Animoca Brands co-founder Yat Siu said the company’s top priority for 2026 is scaling Animoca Minds into “the world’s largest artificial intelligence agent platform,” with infrastructure for agent wallets, digital identity, and stablecoin-based commerce, according to a Bloomingbit interview published April 30.
Agent Infrastructure Architecture
The platform is designed so anyone can create an agent with just an email address. Each agent comes with its own crypto wallet and can make payments and execute transactions on-chain. Siu told Bloomingbit that this structure can scale cost-efficiently even in an environment where agent counts exceed 100 billion, a scenario he described as plausible given that agents could become “more dominant users than humans.”
Animoca is also developing an identity and reputation framework for both humans and agents through Moca Network, its digital identity Web3 ecosystem. “We are designing a structure that verifies human identity to confirm who owns an agent, and then extends that to an agent’s credentials, reputation and trust,” Siu said in the interview. The system is still in early stages but positioned as foundational infrastructure for agents operating independently.

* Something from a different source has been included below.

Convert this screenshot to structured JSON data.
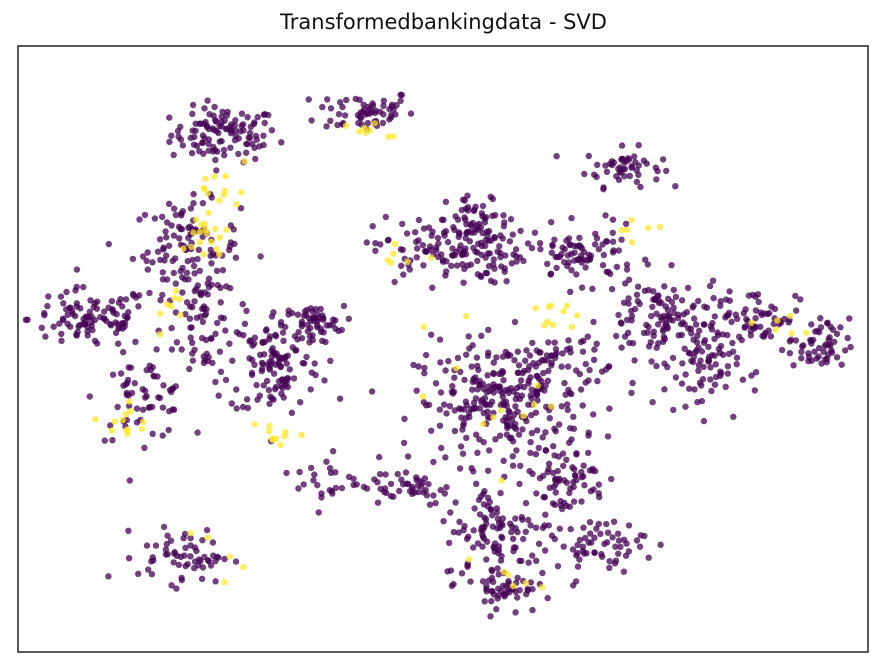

Stablecoins as Agent Payment Rails
Siu was explicit about the payment layer: “Stablecoins will become the key payment method for agent-based commerce.” Animoca has secured a Hong Kong stablecoin license through Anchorpoint, a joint venture with Standard Chartered Bank (Hong Kong) Ltd. and HKT. The company is also partnering in real-world assets (RWA) to broaden payment options for individual and institutional users, per Bloomingbit.
The argument for blockchain-native agent commerce is structural. As Korea Game Desk reported in a separate piece on Siu’s thesis, Animoca Minds agents already “hold wallets, execute on-chain transactions, and settle payments among themselves using blockchain rails, because credit cards and banks cannot handle the transaction volume” at agent scale.

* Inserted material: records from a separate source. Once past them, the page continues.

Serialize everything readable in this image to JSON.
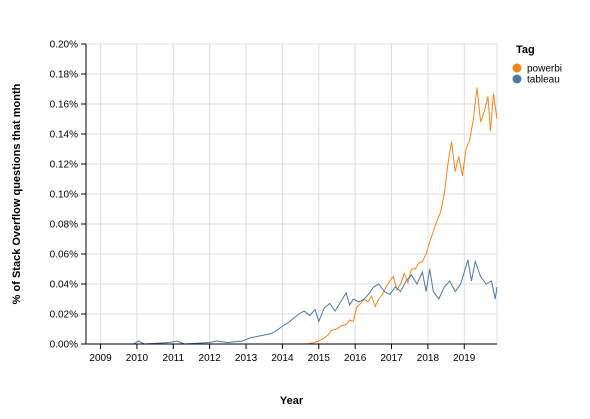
{
  "chart_data": {
    "type": "line",
    "xlabel": "Year",
    "ylabel": "% of Stack Overflow questions that month",
    "x_range": [
      2008.6,
      2019.9
    ],
    "ylim": [
      0,
      0.2
    ],
    "x_ticks": [
      {
        "value": 2009,
        "label": "2009"
      },
      {
        "value": 2010,
        "label": "2010"
      },
      {
        "value": 2011,
        "label": "2011"
      },
      {
        "value": 2012,
        "label": "2012"
      },
      {
        "value": 2013,
        "label": "2013"
      },
      {
        "value": 2014,
        "label": "2014"
      },
      {
        "value": 2015,
        "label": "2015"
      },
      {
        "value": 2016,
        "label": "2016"
      },
      {
        "value": 2017,
        "label": "2017"
      },
      {
        "value": 2018,
        "label": "2018"
      },
      {
        "value": 2019,
        "label": "2019"
      }
    ],
    "y_ticks": [
      {
        "value": 0.0,
        "label": "0.00%"
      },
      {
        "value": 0.02,
        "label": "0.02%"
      },
      {
        "value": 0.04,
        "label": "0.04%"
      },
      {
        "value": 0.06,
        "label": "0.06%"
      },
      {
        "value": 0.08,
        "label": "0.08%"
      },
      {
        "value": 0.1,
        "label": "0.10%"
      },
      {
        "value": 0.12,
        "label": "0.12%"
      },
      {
        "value": 0.14,
        "label": "0.14%"
      },
      {
        "value": 0.16,
        "label": "0.16%"
      },
      {
        "value": 0.18,
        "label": "0.18%"
      },
      {
        "value": 0.2,
        "label": "0.20%"
      }
    ],
    "grid": true,
    "legend": {
      "title": "Tag",
      "placement": "right"
    },
    "series": [
      {
        "name": "powerbi",
        "color": "#f58518",
        "points": [
          [
            2008.6,
            0
          ],
          [
            2014.5,
            0
          ],
          [
            2014.7,
            0.0002
          ],
          [
            2014.85,
            0.0008
          ],
          [
            2015.0,
            0.002
          ],
          [
            2015.15,
            0.004
          ],
          [
            2015.25,
            0.006
          ],
          [
            2015.35,
            0.009
          ],
          [
            2015.5,
            0.01
          ],
          [
            2015.6,
            0.012
          ],
          [
            2015.75,
            0.013
          ],
          [
            2015.85,
            0.016
          ],
          [
            2015.95,
            0.015
          ],
          [
            2016.05,
            0.025
          ],
          [
            2016.15,
            0.027
          ],
          [
            2016.25,
            0.03
          ],
          [
            2016.35,
            0.028
          ],
          [
            2016.45,
            0.032
          ],
          [
            2016.55,
            0.025
          ],
          [
            2016.65,
            0.03
          ],
          [
            2016.75,
            0.033
          ],
          [
            2016.85,
            0.038
          ],
          [
            2016.95,
            0.042
          ],
          [
            2017.05,
            0.045
          ],
          [
            2017.15,
            0.036
          ],
          [
            2017.25,
            0.04
          ],
          [
            2017.35,
            0.047
          ],
          [
            2017.45,
            0.041
          ],
          [
            2017.55,
            0.05
          ],
          [
            2017.65,
            0.05
          ],
          [
            2017.75,
            0.054
          ],
          [
            2017.85,
            0.055
          ],
          [
            2017.95,
            0.06
          ],
          [
            2018.05,
            0.068
          ],
          [
            2018.15,
            0.075
          ],
          [
            2018.25,
            0.082
          ],
          [
            2018.35,
            0.088
          ],
          [
            2018.45,
            0.1
          ],
          [
            2018.55,
            0.12
          ],
          [
            2018.65,
            0.135
          ],
          [
            2018.75,
            0.115
          ],
          [
            2018.85,
            0.125
          ],
          [
            2018.95,
            0.112
          ],
          [
            2019.05,
            0.13
          ],
          [
            2019.15,
            0.136
          ],
          [
            2019.25,
            0.15
          ],
          [
            2019.35,
            0.171
          ],
          [
            2019.45,
            0.148
          ],
          [
            2019.55,
            0.155
          ],
          [
            2019.65,
            0.165
          ],
          [
            2019.72,
            0.142
          ],
          [
            2019.8,
            0.167
          ],
          [
            2019.9,
            0.15
          ]
        ]
      },
      {
        "name": "tableau",
        "color": "#4c78a8",
        "points": [
          [
            2008.6,
            0
          ],
          [
            2009.9,
            0
          ],
          [
            2010.05,
            0.002
          ],
          [
            2010.2,
            0
          ],
          [
            2010.9,
            0.001
          ],
          [
            2011.1,
            0.002
          ],
          [
            2011.3,
            0
          ],
          [
            2012.0,
            0.001
          ],
          [
            2012.2,
            0.002
          ],
          [
            2012.5,
            0.001
          ],
          [
            2012.9,
            0.002
          ],
          [
            2013.1,
            0.004
          ],
          [
            2013.3,
            0.005
          ],
          [
            2013.5,
            0.006
          ],
          [
            2013.7,
            0.007
          ],
          [
            2013.9,
            0.01
          ],
          [
            2014.0,
            0.012
          ],
          [
            2014.15,
            0.014
          ],
          [
            2014.3,
            0.017
          ],
          [
            2014.45,
            0.02
          ],
          [
            2014.6,
            0.022
          ],
          [
            2014.75,
            0.019
          ],
          [
            2014.9,
            0.023
          ],
          [
            2015.0,
            0.015
          ],
          [
            2015.15,
            0.024
          ],
          [
            2015.3,
            0.027
          ],
          [
            2015.45,
            0.022
          ],
          [
            2015.6,
            0.028
          ],
          [
            2015.75,
            0.034
          ],
          [
            2015.85,
            0.026
          ],
          [
            2015.95,
            0.03
          ],
          [
            2016.1,
            0.028
          ],
          [
            2016.25,
            0.03
          ],
          [
            2016.4,
            0.034
          ],
          [
            2016.5,
            0.038
          ],
          [
            2016.65,
            0.04
          ],
          [
            2016.8,
            0.035
          ],
          [
            2016.95,
            0.033
          ],
          [
            2017.1,
            0.038
          ],
          [
            2017.25,
            0.035
          ],
          [
            2017.4,
            0.042
          ],
          [
            2017.55,
            0.046
          ],
          [
            2017.7,
            0.04
          ],
          [
            2017.85,
            0.048
          ],
          [
            2017.95,
            0.035
          ],
          [
            2018.05,
            0.05
          ],
          [
            2018.15,
            0.035
          ],
          [
            2018.3,
            0.03
          ],
          [
            2018.45,
            0.038
          ],
          [
            2018.6,
            0.042
          ],
          [
            2018.75,
            0.035
          ],
          [
            2018.9,
            0.04
          ],
          [
            2019.0,
            0.048
          ],
          [
            2019.1,
            0.056
          ],
          [
            2019.2,
            0.042
          ],
          [
            2019.3,
            0.055
          ],
          [
            2019.45,
            0.045
          ],
          [
            2019.6,
            0.04
          ],
          [
            2019.75,
            0.042
          ],
          [
            2019.85,
            0.03
          ],
          [
            2019.9,
            0.038
          ]
        ]
      }
    ]
  }
}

The Competing Standards Question
Animoca’s approach arrives in the same week that the FIDO Alliance launched working groups with Google and Mastercard to develop cryptographic standards for agent-initiated transactions. The two efforts are philosophically distinct: FIDO/Google/Mastercard are building verification layers on top of existing payment rails, while Animoca is betting that blockchain infrastructure is the natural financial layer for machine actors because it operates natively on cryptography and smart contracts. Whether agent commerce consolidates around traditional payment standards or crypto rails remains an open question, but both camps are now building production infrastructure rather than publishing white papers.